If you PM me, I’ll help you out some more.

Oh, and 360 is also using FRCScout.com and their lead scout is totally nice. He could also hook you up.*

We only watch one side of the field (red). With each team playing 12 times, we get 5-7 views of each team which is enough to make an informed opinion - plus we can get by with only 3 scouts.
Here is the sheet we’ve been using this year. We just log each match - draw the robot path on the right, graph the stacks and times on the left, and make any other notes on the top. It worked pretty well our first event, and we’ll be using it with another team at INKOK.

Both litter throwing and Co-Op stacks will be noted down at the bottom in the comments section along with any observations. Trying to keep it simple and uncluttered for our scouts. Here in the PNW from watching the matches last week the Co-Op stacks did not come into play as often. Our first match isnt for another 2 weeks so we still have time to tweak based on the matches the next two weeks. Definitely good to hear feedback from another region and see how scoring is going there.

The purpose of scouting is to be able to pick an alliance for Eliminations.

Since Coopertition does not exist in Eliminations, there is no reason to scout it.

As I see it, the ideal alliance is: 2 stacking bots, and 1 utility bot.

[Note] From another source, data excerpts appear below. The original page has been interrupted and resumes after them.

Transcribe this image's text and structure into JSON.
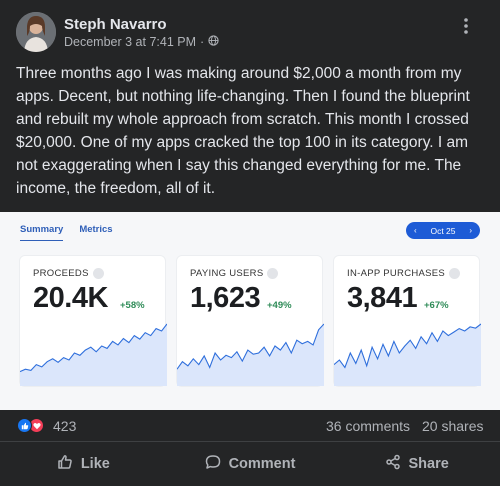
{
  "post": {
    "author": "Steph Navarro",
    "timestamp": "December 3 at 7:41 PM",
    "separator": "·",
    "audience_icon": "globe-icon",
    "text": "Three months ago I was making around $2,000 a month from my apps. Decent, but nothing life-changing. Then I found the blueprint and rebuilt my whole approach from scratch. This month I crossed $20,000. One of my apps cracked the top 100 in its category. I am not exaggerating when I say this changed everything for me. The income, the freedom, all of it."
  },
  "embed": {
    "tabs": [
      {
        "label": "Summary",
        "active": true
      },
      {
        "label": "Metrics",
        "active": false
      }
    ],
    "date_range": {
      "label": "Oct 25",
      "prev": "‹",
      "next": "›"
    },
    "cards": [
      {
        "label": "PROCEEDS",
        "value": "20.4K",
        "delta": "+58%",
        "spark": [
          0.18,
          0.22,
          0.2,
          0.3,
          0.26,
          0.35,
          0.4,
          0.34,
          0.42,
          0.38,
          0.5,
          0.46,
          0.55,
          0.6,
          0.52,
          0.62,
          0.58,
          0.7,
          0.64,
          0.75,
          0.68,
          0.8,
          0.74,
          0.85,
          0.8,
          0.92,
          0.88,
          1.0
        ]
      },
      {
        "label": "PAYING USERS",
        "value": "1,623",
        "delta": "+49%",
        "spark": [
          0.22,
          0.35,
          0.28,
          0.4,
          0.3,
          0.45,
          0.25,
          0.5,
          0.38,
          0.46,
          0.42,
          0.52,
          0.36,
          0.55,
          0.48,
          0.5,
          0.6,
          0.45,
          0.62,
          0.55,
          0.68,
          0.5,
          0.72,
          0.66,
          0.7,
          0.64,
          0.9,
          1.0
        ]
      },
      {
        "label": "IN-APP PURCHASES",
        "value": "3,841",
        "delta": "+67%",
        "spark": [
          0.3,
          0.38,
          0.25,
          0.5,
          0.32,
          0.55,
          0.28,
          0.6,
          0.4,
          0.65,
          0.45,
          0.7,
          0.5,
          0.62,
          0.72,
          0.58,
          0.78,
          0.66,
          0.85,
          0.7,
          0.88,
          0.8,
          0.86,
          0.92,
          0.88,
          0.95,
          0.93,
          1.0
        ]
      }
    ],
    "colors": {
      "accent": "#1d5bd6",
      "line": "#2f6fdc",
      "fill": "#dbe6fb",
      "positive": "#2e8b57"
    }
  },
  "engagement": {
    "reaction_icons": [
      "like-icon",
      "love-icon"
    ],
    "reaction_count": "423",
    "comments": "36 comments",
    "shares": "20 shares"
  },
  "actions": {
    "like": "Like",
    "comment": "Comment",
    "share": "Share"
  }
}
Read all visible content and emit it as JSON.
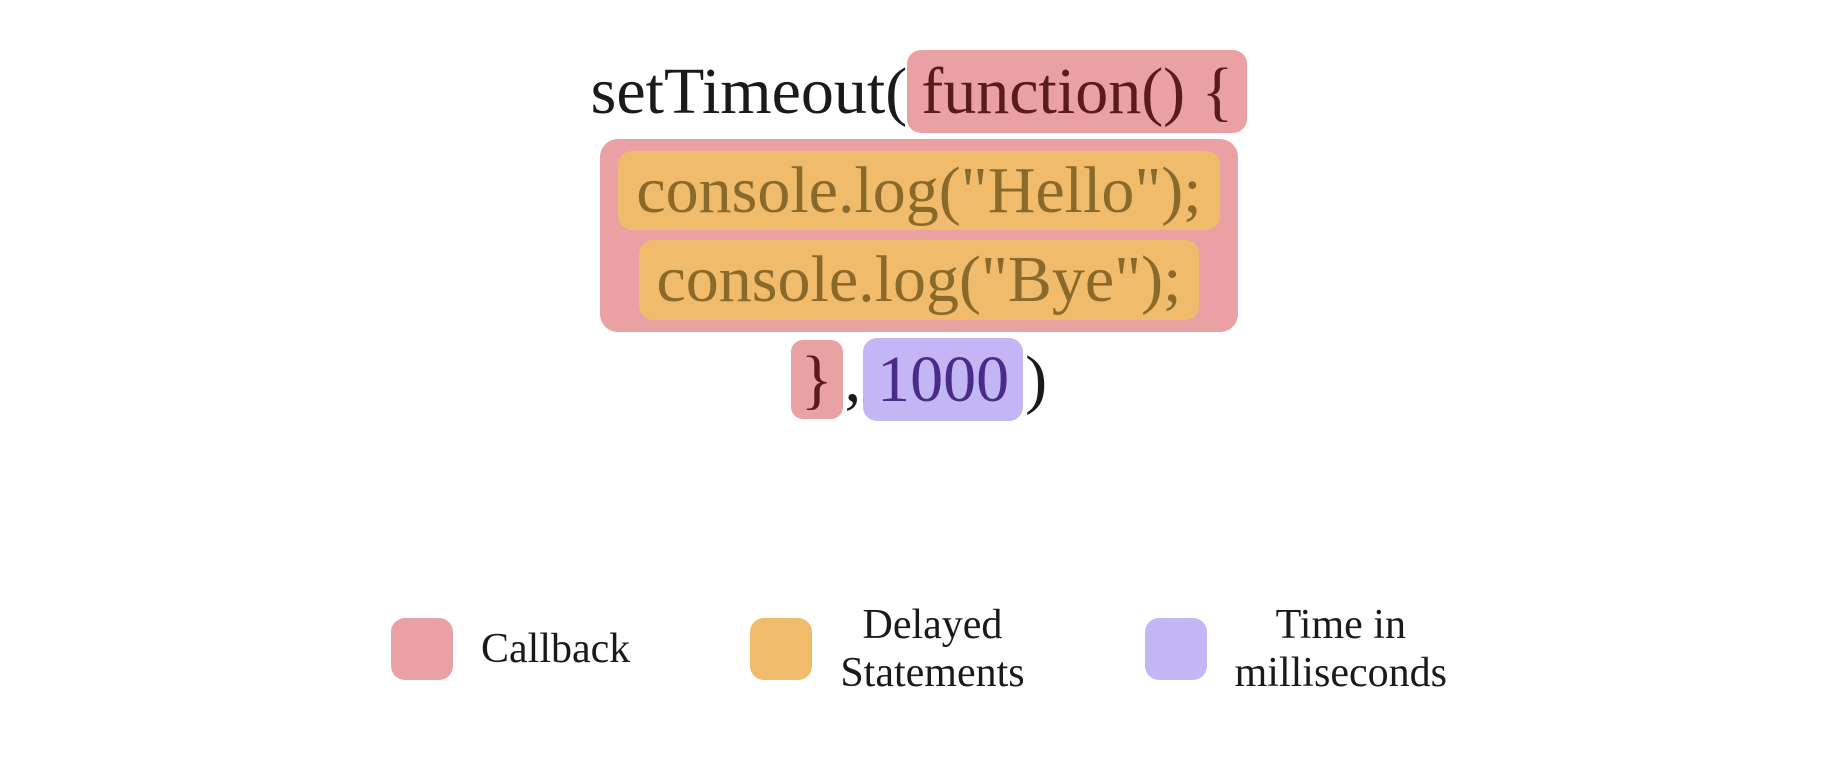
{
  "colors": {
    "callback": "#e9a1a4",
    "delayed": "#f0bb6a",
    "time": "#c4b6f4"
  },
  "code": {
    "line1_prefix": "setTimeout( ",
    "line1_callback": "function() {",
    "line2": "console.log(\"Hello\");",
    "line3": "console.log(\"Bye\");",
    "line4_brace": "}",
    "line4_comma": ",",
    "line4_time": "1000",
    "line4_close": ")"
  },
  "legend": {
    "callback": "Callback",
    "delayed_line1": "Delayed",
    "delayed_line2": "Statements",
    "time_line1": "Time in",
    "time_line2": "milliseconds"
  }
}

One Chute stacking bot, and one Chute or Landfill stacking bot.
You know what your bot can do, so scout for the other two bots.

You also want an alliance team that can do the following in autonomous:

  1. Move to the Autonomous zone;
  2. Bring along an RC (worth more than totes, and those you want to leave off the field to keep them out of the way).
  3. If a team can stack the yellow totes in autonomous, that is a bonus. Don’t try for a tote set. Not worth the hassle yellow totes in the way.

For the utility bot

  1. Can place the RC high (level 4 to 6)
  2. Can move litter out of the way, but ideally to the landfill (each litter into the landfill is a 5 point swing).

Litter:
You want a person that is really good at throwing litter. If you find that person, make a note of which team they are on. Bonus points to that team.

Given the slow pace of the game, it is possible for one person to scout all 6 teams at once. You may not have all the detail, but you can assign a robot to a role, and give it a score for how well it does that role.